Referring now to fig. 3, fig. 3 shows a schematic diagram of an input/output profile according to an embodiment of the present application. Along the horizontal direction of the feature map, it may be defined as the feature map column direction, wherein, according to the 0 th column and the 1 st column, the even column and the odd column are defined, respectively. Even columns and odd columns alternate. Along the vertical direction of the feature map, defined as the feature map row direction. The following embodiments of the application are described and illustrated with this definition of the row and column directions.

Specifically, the open source codes in the characteristic diagram row coordinate calculation process of the bilinear interpolation algorithm are as follows:

the source code shows a row-column coordinate calculation process of the input feature map and the output feature map, and shows the relationship between the row-direction coordinates of the output feature map and the row-direction coordinates of the input feature map.

Where src_h represents the maximum row direction coordinate of the input feature map. dst_h represents the maximum row direction coordinate of the output feature map. scale_y represents the ratio of the input feature map to the output feature map in the row direction. dst_index represents the row coordinates of the output feature map. Assuming image magnification, scale_y is less than 1. The resulting src_y_0, src_y_1 represents the two rows on the input profile that need to be provided for the correlation calculation to complete for a certain dst_index row output profile. Typically, src_y_1 is 1 larger than src_y_0 in value, but may be equal at the image edge.
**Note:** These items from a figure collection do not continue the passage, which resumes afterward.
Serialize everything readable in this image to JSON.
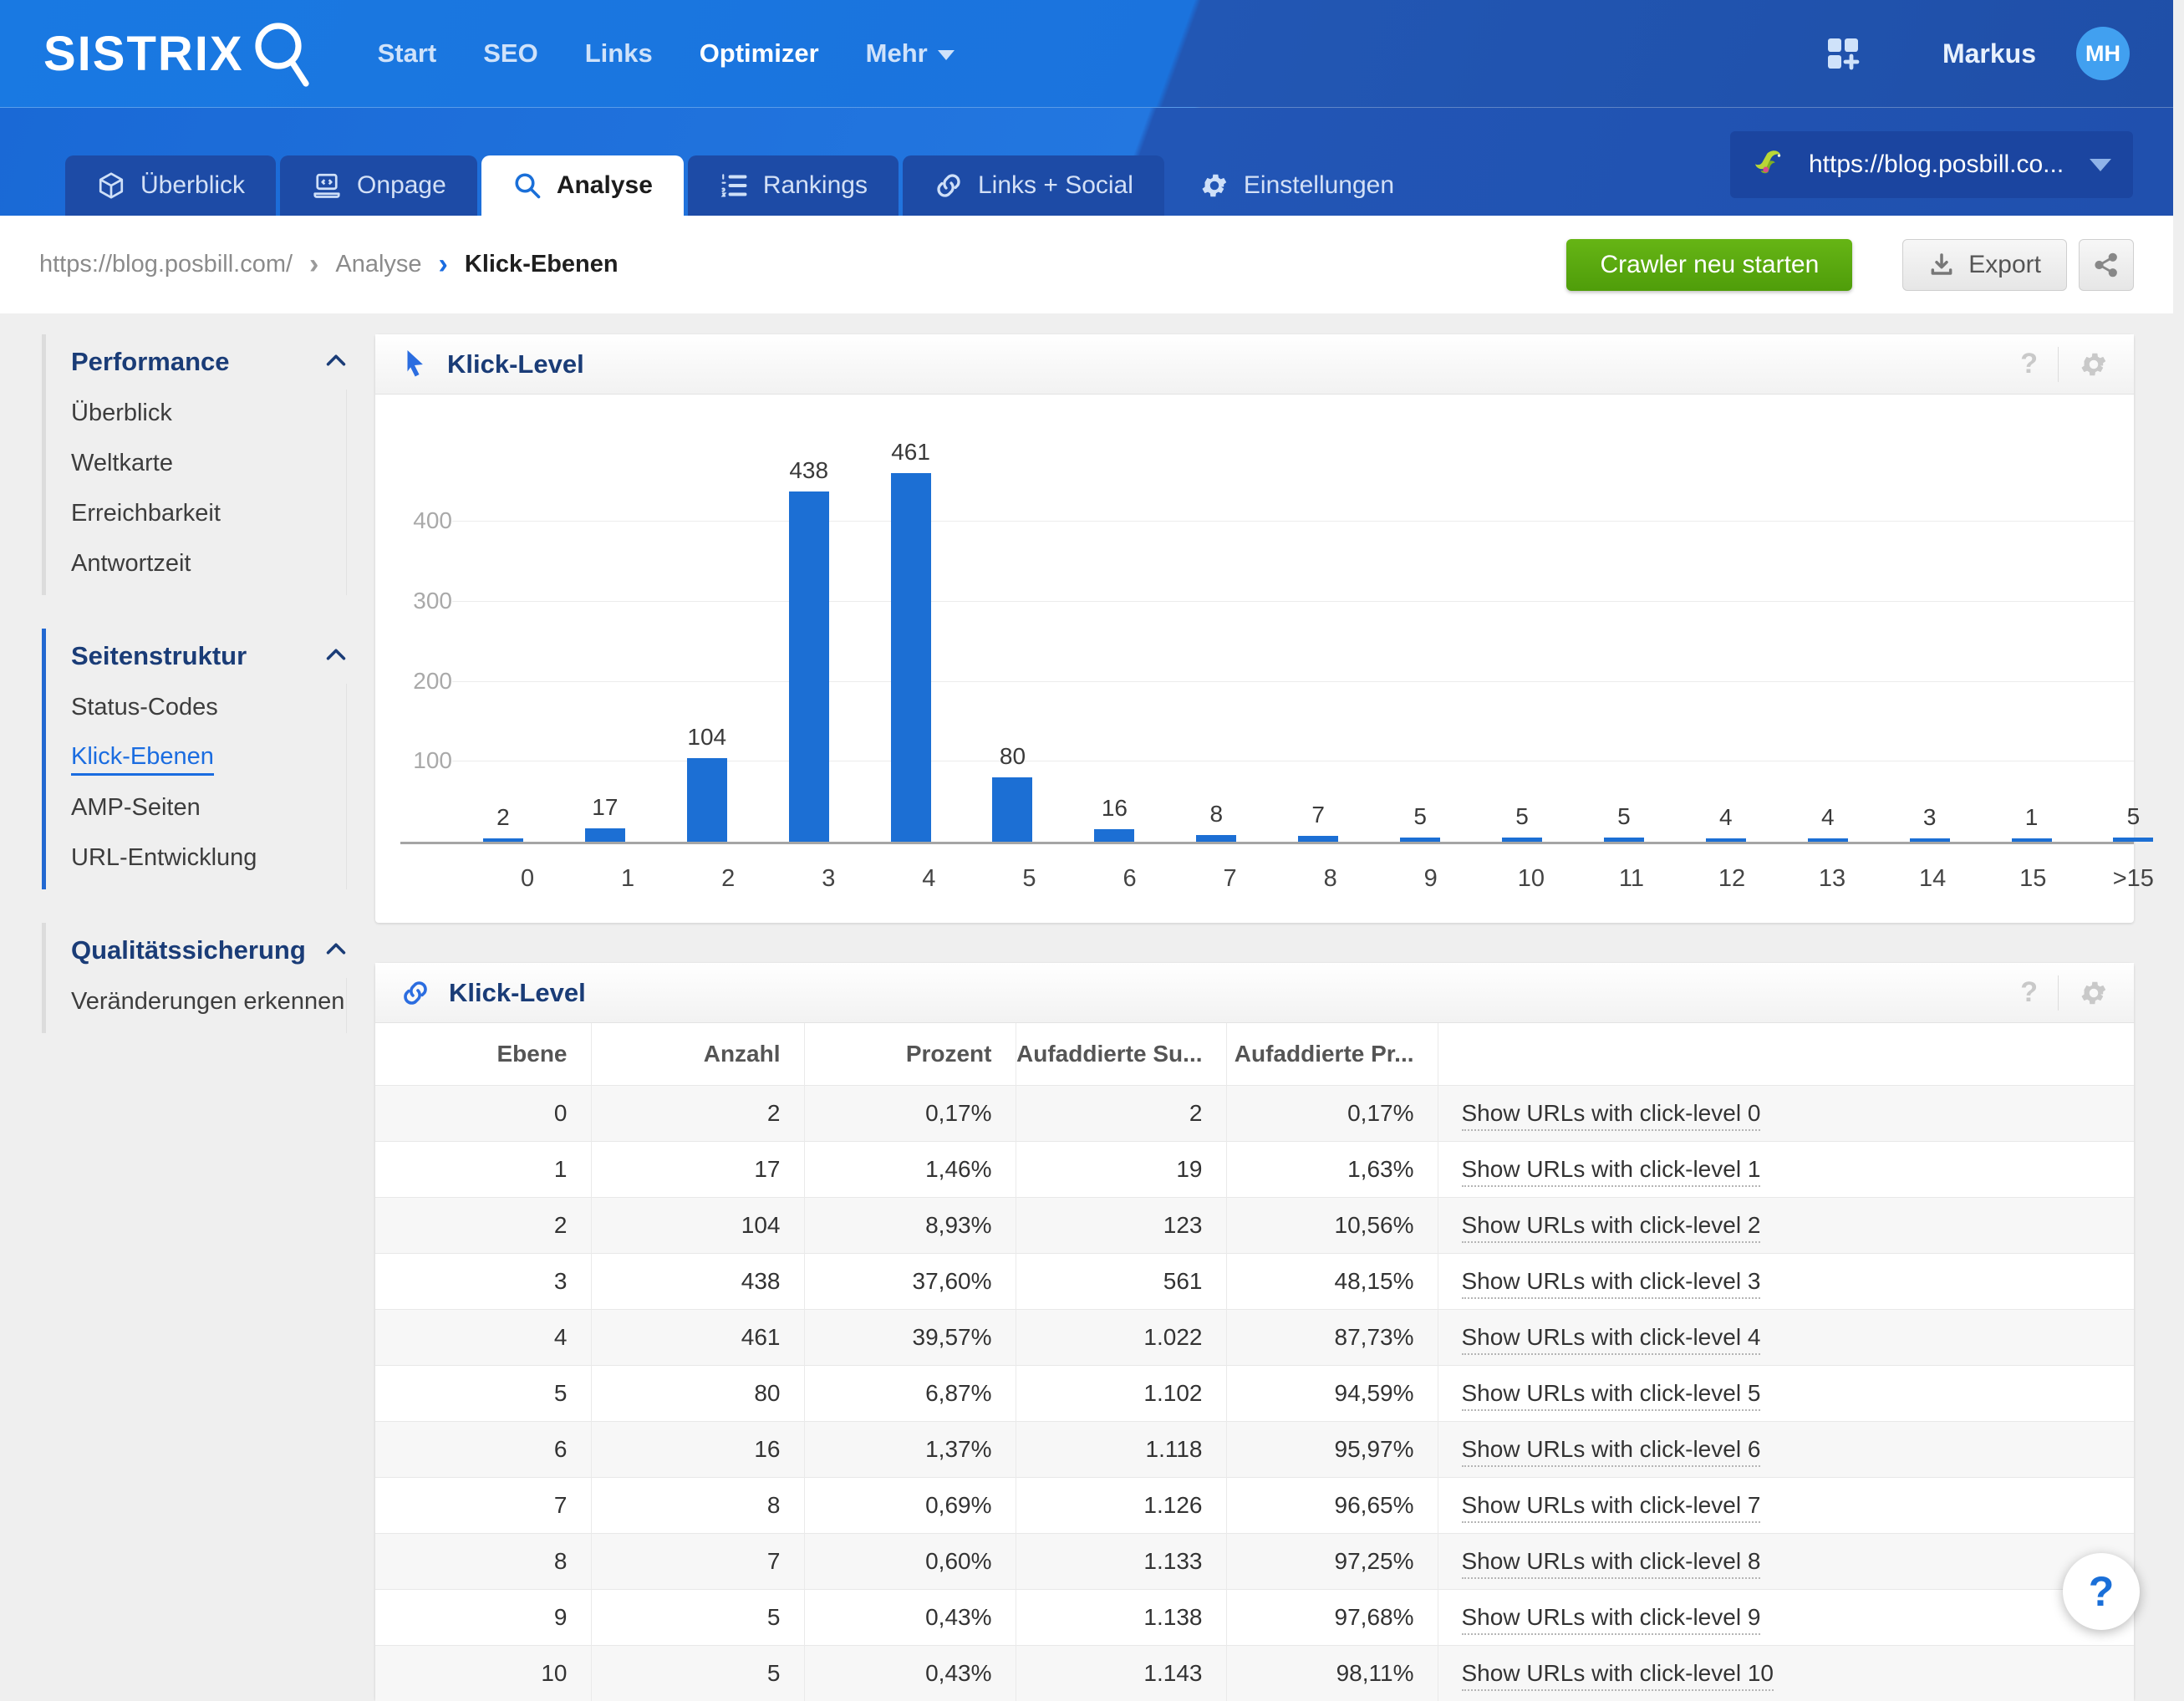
{
  "topbar": {
    "logo": "SISTRIX",
    "nav": [
      {
        "label": "Start",
        "active": false
      },
      {
        "label": "SEO",
        "active": false
      },
      {
        "label": "Links",
        "active": false
      },
      {
        "label": "Optimizer",
        "active": true
      },
      {
        "label": "Mehr",
        "active": false,
        "caret": true
      }
    ],
    "user_name": "Markus",
    "avatar_initials": "MH"
  },
  "tabbar": {
    "tabs": [
      {
        "label": "Überblick",
        "icon": "cube-icon",
        "active": false,
        "flat": false
      },
      {
        "label": "Onpage",
        "icon": "laptop-icon",
        "active": false,
        "flat": false
      },
      {
        "label": "Analyse",
        "icon": "magnifier-icon",
        "active": true,
        "flat": false
      },
      {
        "label": "Rankings",
        "icon": "ordered-list-icon",
        "active": false,
        "flat": false
      },
      {
        "label": "Links + Social",
        "icon": "link-icon",
        "active": false,
        "flat": false
      },
      {
        "label": "Einstellungen",
        "icon": "gear-icon",
        "active": false,
        "flat": true
      }
    ],
    "project": {
      "url": "https://blog.posbill.co...",
      "favicon": "hummingbird-favicon"
    }
  },
  "breadcrumb": {
    "items": [
      "https://blog.posbill.com/",
      "Analyse",
      "Klick-Ebenen"
    ]
  },
  "actions": {
    "crawler_button": "Crawler neu starten",
    "export_button": "Export"
  },
  "sidebar": {
    "sections": [
      {
        "title": "Performance",
        "active_section": false,
        "items": [
          {
            "label": "Überblick",
            "active": false
          },
          {
            "label": "Weltkarte",
            "active": false
          },
          {
            "label": "Erreichbarkeit",
            "active": false
          },
          {
            "label": "Antwortzeit",
            "active": false
          }
        ]
      },
      {
        "title": "Seitenstruktur",
        "active_section": true,
        "items": [
          {
            "label": "Status-Codes",
            "active": false
          },
          {
            "label": "Klick-Ebenen",
            "active": true
          },
          {
            "label": "AMP-Seiten",
            "active": false
          },
          {
            "label": "URL-Entwicklung",
            "active": false
          }
        ]
      },
      {
        "title": "Qualitätssicherung",
        "active_section": false,
        "items": [
          {
            "label": "Veränderungen erkennen",
            "active": false
          }
        ]
      }
    ]
  },
  "chart_panel": {
    "title": "Klick-Level"
  },
  "chart_data": {
    "type": "bar",
    "title": "Klick-Level",
    "categories": [
      "0",
      "1",
      "2",
      "3",
      "4",
      "5",
      "6",
      "7",
      "8",
      "9",
      "10",
      "11",
      "12",
      "13",
      "14",
      "15",
      ">15"
    ],
    "values": [
      2,
      17,
      104,
      438,
      461,
      80,
      16,
      8,
      7,
      5,
      5,
      5,
      4,
      4,
      3,
      1,
      5
    ],
    "value_labels": [
      "2",
      "17",
      "104",
      "438",
      "461",
      "80",
      "16",
      "8",
      "7",
      "5",
      "5",
      "5",
      "4",
      "4",
      "3",
      "1",
      "5"
    ],
    "xlabel": "",
    "ylabel": "",
    "yticks": [
      100,
      200,
      300,
      400
    ],
    "ylim": [
      0,
      500
    ],
    "bar_color": "#1c6fd4",
    "grid": true,
    "legend_position": "none"
  },
  "table_panel": {
    "title": "Klick-Level",
    "headers": [
      "Ebene",
      "Anzahl",
      "Prozent",
      "Aufaddierte Su...",
      "Aufaddierte Pr...",
      ""
    ],
    "rows": [
      [
        "0",
        "2",
        "0,17%",
        "2",
        "0,17%",
        "Show URLs with click-level 0"
      ],
      [
        "1",
        "17",
        "1,46%",
        "19",
        "1,63%",
        "Show URLs with click-level 1"
      ],
      [
        "2",
        "104",
        "8,93%",
        "123",
        "10,56%",
        "Show URLs with click-level 2"
      ],
      [
        "3",
        "438",
        "37,60%",
        "561",
        "48,15%",
        "Show URLs with click-level 3"
      ],
      [
        "4",
        "461",
        "39,57%",
        "1.022",
        "87,73%",
        "Show URLs with click-level 4"
      ],
      [
        "5",
        "80",
        "6,87%",
        "1.102",
        "94,59%",
        "Show URLs with click-level 5"
      ],
      [
        "6",
        "16",
        "1,37%",
        "1.118",
        "95,97%",
        "Show URLs with click-level 6"
      ],
      [
        "7",
        "8",
        "0,69%",
        "1.126",
        "96,65%",
        "Show URLs with click-level 7"
      ],
      [
        "8",
        "7",
        "0,60%",
        "1.133",
        "97,25%",
        "Show URLs with click-level 8"
      ],
      [
        "9",
        "5",
        "0,43%",
        "1.138",
        "97,68%",
        "Show URLs with click-level 9"
      ],
      [
        "10",
        "5",
        "0,43%",
        "1.143",
        "98,11%",
        "Show URLs with click-level 10"
      ]
    ]
  },
  "help_button": "?"
}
According to the source code analysis, the calculation of each line in the output feature map needs to provide two lines of data on the input feature map, and the required lines can be obtained according to the source code calculation. Accordingly, the signature reuse control module 230 of the present application may include input signature caching modules 233, 234. The input profile caching modules 233, 234 include a plurality of pairs of caching units, each pair of caching units including a first caching unit 235A and a second caching unit 235B to respectively cache two lines of data of the input profile for calculating one line of data of the current output profile.
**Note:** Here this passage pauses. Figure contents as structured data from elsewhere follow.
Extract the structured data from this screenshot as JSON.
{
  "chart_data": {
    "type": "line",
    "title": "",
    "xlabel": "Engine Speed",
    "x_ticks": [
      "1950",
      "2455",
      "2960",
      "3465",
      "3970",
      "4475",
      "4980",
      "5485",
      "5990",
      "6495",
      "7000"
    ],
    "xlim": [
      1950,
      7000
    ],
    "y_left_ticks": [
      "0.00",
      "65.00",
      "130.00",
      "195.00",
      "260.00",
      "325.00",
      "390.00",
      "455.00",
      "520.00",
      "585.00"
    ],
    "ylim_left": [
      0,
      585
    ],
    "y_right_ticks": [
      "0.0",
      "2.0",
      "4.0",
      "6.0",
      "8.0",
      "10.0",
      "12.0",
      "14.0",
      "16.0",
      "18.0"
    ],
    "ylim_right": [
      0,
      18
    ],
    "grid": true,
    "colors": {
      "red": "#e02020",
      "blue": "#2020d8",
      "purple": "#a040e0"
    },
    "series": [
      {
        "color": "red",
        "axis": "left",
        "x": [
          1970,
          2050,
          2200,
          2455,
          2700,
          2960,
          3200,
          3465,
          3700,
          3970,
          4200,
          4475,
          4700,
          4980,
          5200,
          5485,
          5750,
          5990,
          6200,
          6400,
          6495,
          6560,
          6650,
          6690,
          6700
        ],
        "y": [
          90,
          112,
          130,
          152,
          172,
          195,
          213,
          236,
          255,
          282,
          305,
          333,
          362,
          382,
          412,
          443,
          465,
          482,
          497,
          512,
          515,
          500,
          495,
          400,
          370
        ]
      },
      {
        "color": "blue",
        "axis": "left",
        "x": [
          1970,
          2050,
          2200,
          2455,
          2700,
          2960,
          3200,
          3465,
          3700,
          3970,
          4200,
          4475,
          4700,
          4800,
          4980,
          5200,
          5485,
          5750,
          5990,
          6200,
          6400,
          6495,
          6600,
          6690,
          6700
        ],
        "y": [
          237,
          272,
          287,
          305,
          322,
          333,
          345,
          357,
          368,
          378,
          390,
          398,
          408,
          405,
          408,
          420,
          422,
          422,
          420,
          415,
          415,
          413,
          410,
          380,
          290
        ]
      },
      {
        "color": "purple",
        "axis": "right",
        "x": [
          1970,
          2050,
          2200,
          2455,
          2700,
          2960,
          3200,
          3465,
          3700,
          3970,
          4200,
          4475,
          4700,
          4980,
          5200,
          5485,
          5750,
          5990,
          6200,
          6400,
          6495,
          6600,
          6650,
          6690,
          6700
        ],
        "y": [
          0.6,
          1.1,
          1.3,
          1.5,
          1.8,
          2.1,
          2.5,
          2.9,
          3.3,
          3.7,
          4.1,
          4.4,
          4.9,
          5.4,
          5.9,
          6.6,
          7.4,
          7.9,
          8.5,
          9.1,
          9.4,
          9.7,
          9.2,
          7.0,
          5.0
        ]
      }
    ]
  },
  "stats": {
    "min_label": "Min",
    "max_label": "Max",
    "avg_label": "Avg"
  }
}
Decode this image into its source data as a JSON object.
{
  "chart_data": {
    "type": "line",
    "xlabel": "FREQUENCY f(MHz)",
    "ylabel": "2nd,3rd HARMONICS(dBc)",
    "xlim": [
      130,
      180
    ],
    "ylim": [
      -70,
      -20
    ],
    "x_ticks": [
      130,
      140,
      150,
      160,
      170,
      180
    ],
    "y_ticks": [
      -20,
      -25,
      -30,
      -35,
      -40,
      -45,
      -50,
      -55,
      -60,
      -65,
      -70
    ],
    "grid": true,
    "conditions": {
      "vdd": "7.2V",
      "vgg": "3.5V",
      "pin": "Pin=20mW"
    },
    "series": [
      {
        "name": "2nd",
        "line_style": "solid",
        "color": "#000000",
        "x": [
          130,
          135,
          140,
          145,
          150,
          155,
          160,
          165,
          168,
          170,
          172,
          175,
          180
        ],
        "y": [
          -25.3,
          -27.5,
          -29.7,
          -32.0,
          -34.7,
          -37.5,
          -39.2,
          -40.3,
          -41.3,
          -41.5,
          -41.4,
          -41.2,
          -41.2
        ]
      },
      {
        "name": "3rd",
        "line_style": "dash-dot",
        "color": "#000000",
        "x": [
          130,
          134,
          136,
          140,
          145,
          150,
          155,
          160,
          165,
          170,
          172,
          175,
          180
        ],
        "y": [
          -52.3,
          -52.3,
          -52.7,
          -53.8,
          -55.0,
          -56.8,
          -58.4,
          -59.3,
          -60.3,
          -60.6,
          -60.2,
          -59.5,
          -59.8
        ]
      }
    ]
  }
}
Further, referring to fig. 4, fig. 4 shows a schematic diagram of an input feature map caching module according to an embodiment of the present invention. In this embodiment, the input feature map caching module includes a first input feature map caching module 233 and a second input feature map caching module 234.

The first input feature map caching module 233 and the second input feature map caching module 234 may have the same structure. The first input feature map buffer module 233 and the second input feature map buffer module 234 may be SRAM, so that the SRAM resources consumed by the first input feature map buffer module 233 and the second input feature map buffer module 234 are the same, which may also be referred to as a ping-pong buffer architecture.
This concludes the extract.